A monster destroying your entire city just means you get to do it all again.
But Rollercoaster Tycoon is a game, because any given level has a goal: have x people in your park, make y money, etc.  The end state is that you've unlocked every level and successfully completed every level's goal.

Yet both Sim City and Rollercoaster Tycoon are Management Simulations, and their gameplay is quite similar (Rollercoaster Tycoon is derivative of Sim City at that).

Hardly anyone but stuffy academics would argue that Sim City is not a game, however.  Similarly, MMOs with infinite (ever-expanding) content wouldn't qualify under this definition.

(So I shall end this stuffy academic talk here.)

Now, growing up, I didn't care much for Sim City; the idea of playing mayor didn't interest me.  But I played Rollercoaster Tycoon relentlessly.  Did it appeal because it had an amusement park theme?  Certainly that was the initial lure, but I mostly played the game because I wanted to beat each level and unlock the next one.
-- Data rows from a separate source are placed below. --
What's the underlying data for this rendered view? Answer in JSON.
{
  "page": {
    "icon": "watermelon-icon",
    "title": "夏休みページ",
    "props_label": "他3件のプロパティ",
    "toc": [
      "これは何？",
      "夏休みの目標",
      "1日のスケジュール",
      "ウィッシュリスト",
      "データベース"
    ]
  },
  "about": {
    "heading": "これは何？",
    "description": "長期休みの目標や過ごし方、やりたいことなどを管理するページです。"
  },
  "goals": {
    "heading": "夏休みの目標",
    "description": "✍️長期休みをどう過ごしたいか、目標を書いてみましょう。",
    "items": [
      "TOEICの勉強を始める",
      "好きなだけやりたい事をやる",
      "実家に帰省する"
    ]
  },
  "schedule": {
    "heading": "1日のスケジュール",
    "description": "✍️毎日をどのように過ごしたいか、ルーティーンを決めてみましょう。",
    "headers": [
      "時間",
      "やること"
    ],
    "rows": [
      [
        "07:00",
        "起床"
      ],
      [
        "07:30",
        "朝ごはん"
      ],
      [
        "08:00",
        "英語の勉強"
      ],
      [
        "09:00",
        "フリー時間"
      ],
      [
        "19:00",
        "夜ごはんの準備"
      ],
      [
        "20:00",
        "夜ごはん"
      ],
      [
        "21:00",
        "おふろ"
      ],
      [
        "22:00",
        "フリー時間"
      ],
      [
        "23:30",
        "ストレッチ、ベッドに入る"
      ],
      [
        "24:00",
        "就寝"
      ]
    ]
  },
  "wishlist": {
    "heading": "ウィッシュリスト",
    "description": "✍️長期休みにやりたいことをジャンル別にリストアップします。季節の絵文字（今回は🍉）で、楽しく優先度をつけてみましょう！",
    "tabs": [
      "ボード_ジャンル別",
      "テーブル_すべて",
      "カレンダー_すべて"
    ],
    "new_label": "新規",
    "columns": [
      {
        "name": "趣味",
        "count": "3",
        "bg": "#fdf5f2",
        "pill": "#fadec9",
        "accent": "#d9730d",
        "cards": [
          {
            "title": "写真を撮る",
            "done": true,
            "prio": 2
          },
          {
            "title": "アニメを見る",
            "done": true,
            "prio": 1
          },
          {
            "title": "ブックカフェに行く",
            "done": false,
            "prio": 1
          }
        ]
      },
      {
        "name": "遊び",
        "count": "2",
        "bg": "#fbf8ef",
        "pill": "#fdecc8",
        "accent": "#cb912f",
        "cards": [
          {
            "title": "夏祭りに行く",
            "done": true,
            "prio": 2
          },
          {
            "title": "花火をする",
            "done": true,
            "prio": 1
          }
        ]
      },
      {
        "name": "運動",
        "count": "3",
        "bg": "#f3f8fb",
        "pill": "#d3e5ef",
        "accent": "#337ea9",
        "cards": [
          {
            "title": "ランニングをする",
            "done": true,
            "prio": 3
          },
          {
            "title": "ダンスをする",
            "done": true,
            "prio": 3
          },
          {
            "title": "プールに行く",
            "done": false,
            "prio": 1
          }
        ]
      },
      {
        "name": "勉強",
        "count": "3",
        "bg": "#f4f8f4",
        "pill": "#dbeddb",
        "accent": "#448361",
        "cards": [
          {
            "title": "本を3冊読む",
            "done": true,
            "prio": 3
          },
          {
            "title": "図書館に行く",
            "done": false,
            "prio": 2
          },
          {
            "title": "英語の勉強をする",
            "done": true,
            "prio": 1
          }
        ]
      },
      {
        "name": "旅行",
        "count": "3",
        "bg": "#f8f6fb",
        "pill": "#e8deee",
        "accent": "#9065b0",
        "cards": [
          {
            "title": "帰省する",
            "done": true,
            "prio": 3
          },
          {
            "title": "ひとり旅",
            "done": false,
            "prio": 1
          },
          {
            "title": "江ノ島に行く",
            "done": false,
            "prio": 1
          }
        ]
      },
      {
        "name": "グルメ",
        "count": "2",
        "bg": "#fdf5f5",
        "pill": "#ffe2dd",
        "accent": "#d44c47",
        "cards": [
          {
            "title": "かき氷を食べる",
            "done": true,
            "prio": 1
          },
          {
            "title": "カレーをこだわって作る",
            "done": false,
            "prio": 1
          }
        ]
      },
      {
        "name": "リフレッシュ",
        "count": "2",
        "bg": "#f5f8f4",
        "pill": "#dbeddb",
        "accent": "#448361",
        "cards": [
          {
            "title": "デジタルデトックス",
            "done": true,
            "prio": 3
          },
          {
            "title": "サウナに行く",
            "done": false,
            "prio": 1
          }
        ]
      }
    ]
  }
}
Despite playing it often, I can't say I had too much fun once the novelty wore off after about four levels.  So Rollercoaster Tycoon was only addictive because of its goal and reward system, and without it I would get bored with it as quickly as I tired of Sim City.

I've railed endlessly about how a great game doesn't need to be addicting for players to be engaged with it for a long time; indeed, I think all that is necessary to keep a player coming back for more (beyond making enjoyable gameplay in the first place, which is nothing to sneeze at) is to throw out the old definition of a game and remove the end state.

Or, at least, separate the goal from the end state.

(Back to the stuffy academics...)

The goal of the game is it's objective, and it's end state is when the game ends (did I need to explain that?), and these two usually occur at the same time.  Often, the goal of a game is to have a certain condition in effect when the end state occurs.  Take football, soccer, hockey, basketball: in every one of these sports, the end state is that a time limit is reached, and the goal is to have more points than your opponent when the timer runs out.

Now, in that example, there is a win state and a loss state; one team achieves the win state, the other team achieves (for lack of a better word) the loss state.

And sometimes, everybody loses.
In a game like Tetris, there is no win state, only a loss state.  The game (theoretically) continues forever unless you lose.  The goal is to have as many points as possible when you lose.  You cannot win at Tetris, you can only lose and brag about how much you scored before losing.

Similarly, a tabletop game like D&D has no win state; if your party does not die, you can adventure forever.  There are always more adventures to go on, and the DM can always make up something new.

In MMOs, there is often no lose state, either.  If you die, you pop back up like nothing happened, or at worst are punished, but you do not have to roll up a new character to continue.  These kinds of games simply never end (sometimes there is "endgame content" but this is a misnomer unless you are prevented from continuing without starting a new game/character).

(Ok, we're out of the academic discussion at last.)

We have a paradox in games because of the conflict between its definition and what it's trying to become:  the point of a game is to achieve the goal, and in doing so end the game, but a great piece of entertainment (or art) is about the experience in the moment, not getting it over with.

Books, movies, music, and other art do not have goals, except to entertain the audience or bestow a message.  The longer the piece lasts, the more entertainment value is achieved, or the more the message can be driven home.

So I watch really looooooooong movies.
If we want to turn games into an art form on par with those other forms, perhaps we should rethink what it means to be a game.  If we stop thinking of games as needing to end, needing to be beaten, we can finally make games about the journey, not the destination.